When I go running through the Vesting, I’m at peace. It’s different than running in Barcelona. It’s actually hard for me not to want to constantly stop and take pictures when I’m there. The beauty is always breathtaking – every single time. Whether it be the fog rolling in over the canals, the trees with their first buds of spring or the baby lambs along the way, it’s just beyond the point of lovely.
I started to take a few shots here and there in the Vesting with the intention of being done quickly. It was cold out!! But I got caught up in the moment and time flew by. At one point, two older gentlemen walking their dogs asked me what I was taking pictures of. I mentioned this in my last post about Dutch Kindness. They immediately took me under their wing (no pun intended) to show me these beautiful birds that they knew were nesting near by. They called them Ice Birds (known here as ijsvogel).
It’s neither here nor there about whether I captured the image of these birds. Ok, I didn’t get a great shot. But it was about the experience. I took a chance going outside my comfort zone and my routine and I was rewarded with meeting several nice people along the way. Because a woman standing there with a camera with 2 men pointing across the canal at something garners attention and people kept stopping to see what we were up to.
In breaking with routine, I’ve been trying to do small, simple things. Such as at baseball practice a few weeks ago, the sun was shining and the temperatures were above freezing 😉 and so I decided to go for an evening run while Aidan practiced. I NEVER run at night – only first thing in the morning. It might seem like such a small change, but it made a world of difference to me because it means I can do other things in the morning if need be. It felt good to make even a small change to my daily life.
I’m trying to stress less and focus more on the “now”. Josh and I were watching a program called “Cooked” on Netflix the other night and the setting was in Morocco. The time they took to make their daily bread and the pace of life fascinated me. Why are we always so rushed? Even here in the Netherlands, my life takes on a different pace than that in Spain (but not quite as bad as the US – though close) where we moved a bit slower. One of the ways I hope to change things up, is to slow down. Yes, dishes and laundry need to be done. But do I need to complete that photo album now? Or write that next blog entry (hence the long time between entries lately)? Or can I just take things a moment at a time. It’s not a perfect system and it’s a work in progress like anything else. But I’m trying to remind myself that change is good and the system I had in place before wasn’t effective and I wasn’t happy – I need to change the dance.
When we lived in Spain we would often say we are having a good or bad Spain day. Because we got off to such a bad start here, I feel like we’ve had this cloud over us with bad Dutch day written all over it. Now that doesn’t mean all days are bad. In fact most are good. But we’ve had this hanging over us so long that we’ve forgotten to acknowledge those good days. But nor have I been making the concerted effort to make them better.
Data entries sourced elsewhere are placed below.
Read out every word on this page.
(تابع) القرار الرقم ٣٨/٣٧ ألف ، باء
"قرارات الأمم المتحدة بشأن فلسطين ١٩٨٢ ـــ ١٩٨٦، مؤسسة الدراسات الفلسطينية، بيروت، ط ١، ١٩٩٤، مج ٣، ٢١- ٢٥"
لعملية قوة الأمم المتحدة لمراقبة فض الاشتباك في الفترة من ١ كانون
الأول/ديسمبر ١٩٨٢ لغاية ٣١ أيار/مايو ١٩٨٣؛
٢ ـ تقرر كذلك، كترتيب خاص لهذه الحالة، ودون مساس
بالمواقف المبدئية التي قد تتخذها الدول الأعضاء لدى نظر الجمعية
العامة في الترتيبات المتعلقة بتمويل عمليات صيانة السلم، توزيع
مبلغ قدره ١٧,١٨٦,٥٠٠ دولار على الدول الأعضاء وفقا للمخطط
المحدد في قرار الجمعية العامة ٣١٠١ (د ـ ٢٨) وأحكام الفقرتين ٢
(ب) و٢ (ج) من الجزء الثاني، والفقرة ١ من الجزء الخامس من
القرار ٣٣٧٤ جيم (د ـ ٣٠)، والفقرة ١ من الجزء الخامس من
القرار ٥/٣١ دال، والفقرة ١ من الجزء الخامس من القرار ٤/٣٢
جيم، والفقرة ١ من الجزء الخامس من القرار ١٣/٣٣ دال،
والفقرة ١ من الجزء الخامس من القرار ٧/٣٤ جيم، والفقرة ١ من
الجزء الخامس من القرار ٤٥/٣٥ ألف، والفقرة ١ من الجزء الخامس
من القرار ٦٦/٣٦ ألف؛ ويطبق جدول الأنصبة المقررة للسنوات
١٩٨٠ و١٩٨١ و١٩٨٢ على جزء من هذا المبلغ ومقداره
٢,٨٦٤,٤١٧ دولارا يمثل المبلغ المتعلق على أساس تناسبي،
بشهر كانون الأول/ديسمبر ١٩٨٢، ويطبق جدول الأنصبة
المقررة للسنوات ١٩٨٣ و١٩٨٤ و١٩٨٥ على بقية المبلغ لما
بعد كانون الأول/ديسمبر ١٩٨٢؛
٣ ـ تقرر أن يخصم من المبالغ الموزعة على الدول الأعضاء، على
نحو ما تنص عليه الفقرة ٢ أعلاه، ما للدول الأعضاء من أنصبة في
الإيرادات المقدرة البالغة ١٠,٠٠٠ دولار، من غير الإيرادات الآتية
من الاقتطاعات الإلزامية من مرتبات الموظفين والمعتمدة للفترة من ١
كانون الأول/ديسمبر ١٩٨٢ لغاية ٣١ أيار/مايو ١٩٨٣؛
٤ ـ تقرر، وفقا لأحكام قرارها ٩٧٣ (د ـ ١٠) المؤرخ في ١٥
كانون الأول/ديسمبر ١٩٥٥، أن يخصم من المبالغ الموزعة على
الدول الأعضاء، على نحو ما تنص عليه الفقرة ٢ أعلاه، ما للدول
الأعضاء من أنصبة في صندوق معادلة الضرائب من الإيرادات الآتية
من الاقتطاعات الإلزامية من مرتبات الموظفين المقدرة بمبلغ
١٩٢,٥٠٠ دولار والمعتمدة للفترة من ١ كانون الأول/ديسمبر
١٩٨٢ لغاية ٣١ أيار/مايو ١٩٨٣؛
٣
We’ve been doing that more often now and my heart feels lighter. Maybe it’s that spring is here and the winter doldrums have (somewhat) passed. Or maybe it’s me breaking with routine and living to tell the tale. Or even the fact that the load I carry is a little lighter without work pressures on top of it, making me feel more at ease. But after almost 2 years, things are looking up. I’m going to keep trying to break with my routines and see how it goes.